ISTANBUL (Reuters) - President Tayyip Erdogan stirred fierce criticism on Tuesday with plans to make lessons in Ottoman Turkish mandatory in high schools, prompting one opposition politician to declare that an army could not force his daughter to learn the language.
Erdogan said on Monday that Ottoman, an old form of Turkish using a version of Arabic script replaced by Mustafa Kemal Ataturk with the Latin alphabet on foundation of the secular Republic in 1923, should be taught in schools to prevent younger generations losing touch with their cultural heritage.
“Erdogan’s concern is not teaching the Ottoman language...His real aim is a settling of accounts with secularism and the Republic,” Akif Hamzacebi, spokesman for the main opposition CHP in parliament. “Erdogan actually wants to revive the Arabic alphabet in Turkey,” he said.
Opponents accuse Erdogan of behaving like a modern-day sultan, his Islamist ideology and intolerance of dissent taking Turkey far from Ataturk’s secular ideals.
“There are people who do not wish Ottoman to be taught and learned,” Erdogan told a meeting of Turkey’s religious council. “Regardless of whether they want it or not, Ottoman will be taught and learnt in this country.”
His supporters, who carried him to victory in Turkey’s first popular presidential election in August with 52 percent of the vote, see him as a champion of the religiously conservative working classes, standing up to a secular elite.
His comments intensified a debate triggered last week when Turkey’s Education Council decided that Ottoman should be taught in Islamic high schools and as an elective in other lycees.
“Even if your whole army comes, they can’t force my daughter into Ottoman lessons,” said opposition politician Selahattin Demirtas, whose HDP party has fought for the rights of Turkey’s 15 million Kurds, including education in their mother tongue.

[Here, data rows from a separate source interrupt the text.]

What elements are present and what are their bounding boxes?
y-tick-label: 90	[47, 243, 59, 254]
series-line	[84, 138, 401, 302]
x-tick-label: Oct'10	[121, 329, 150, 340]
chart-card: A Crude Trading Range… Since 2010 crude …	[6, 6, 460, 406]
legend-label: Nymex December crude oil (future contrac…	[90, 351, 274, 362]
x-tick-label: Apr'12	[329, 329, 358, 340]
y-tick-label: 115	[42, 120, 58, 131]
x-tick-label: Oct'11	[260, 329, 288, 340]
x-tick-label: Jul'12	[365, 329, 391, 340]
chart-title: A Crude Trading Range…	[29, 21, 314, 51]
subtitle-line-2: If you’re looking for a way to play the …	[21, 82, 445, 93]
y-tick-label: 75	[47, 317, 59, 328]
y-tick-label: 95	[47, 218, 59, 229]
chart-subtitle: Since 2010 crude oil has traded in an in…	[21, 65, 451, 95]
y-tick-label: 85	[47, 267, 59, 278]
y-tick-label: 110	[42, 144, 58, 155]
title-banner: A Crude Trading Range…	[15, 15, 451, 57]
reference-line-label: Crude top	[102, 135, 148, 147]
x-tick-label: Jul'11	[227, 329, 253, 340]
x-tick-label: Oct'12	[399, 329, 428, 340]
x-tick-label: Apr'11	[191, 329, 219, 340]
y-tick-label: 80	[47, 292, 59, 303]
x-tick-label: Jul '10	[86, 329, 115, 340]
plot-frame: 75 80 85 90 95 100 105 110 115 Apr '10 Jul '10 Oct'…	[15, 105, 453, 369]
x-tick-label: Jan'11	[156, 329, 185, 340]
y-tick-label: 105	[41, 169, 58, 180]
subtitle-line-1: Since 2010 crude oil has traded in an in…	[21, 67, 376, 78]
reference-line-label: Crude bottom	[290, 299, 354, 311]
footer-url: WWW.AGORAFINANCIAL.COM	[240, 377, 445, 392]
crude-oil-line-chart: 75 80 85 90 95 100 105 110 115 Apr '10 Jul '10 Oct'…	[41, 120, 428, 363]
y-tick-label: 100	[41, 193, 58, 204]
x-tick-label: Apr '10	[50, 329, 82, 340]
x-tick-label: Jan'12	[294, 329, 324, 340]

Kurdish is still not taught in Turkish state schools.
The Egitim-Sen union of teachers and academics accused the education council of neo-Ottomanism and of trying to reshape the school system along religious lines. Other opponents of the plans dismissed them as farcical.
“Are we going to wear a fez while we’re learning Ottoman,” wrote one critic on Twitter.
The Fez hat was also banned by Ataturk as part of his drive to turn an ailing Ottoman theocracy into a Western-style secular state.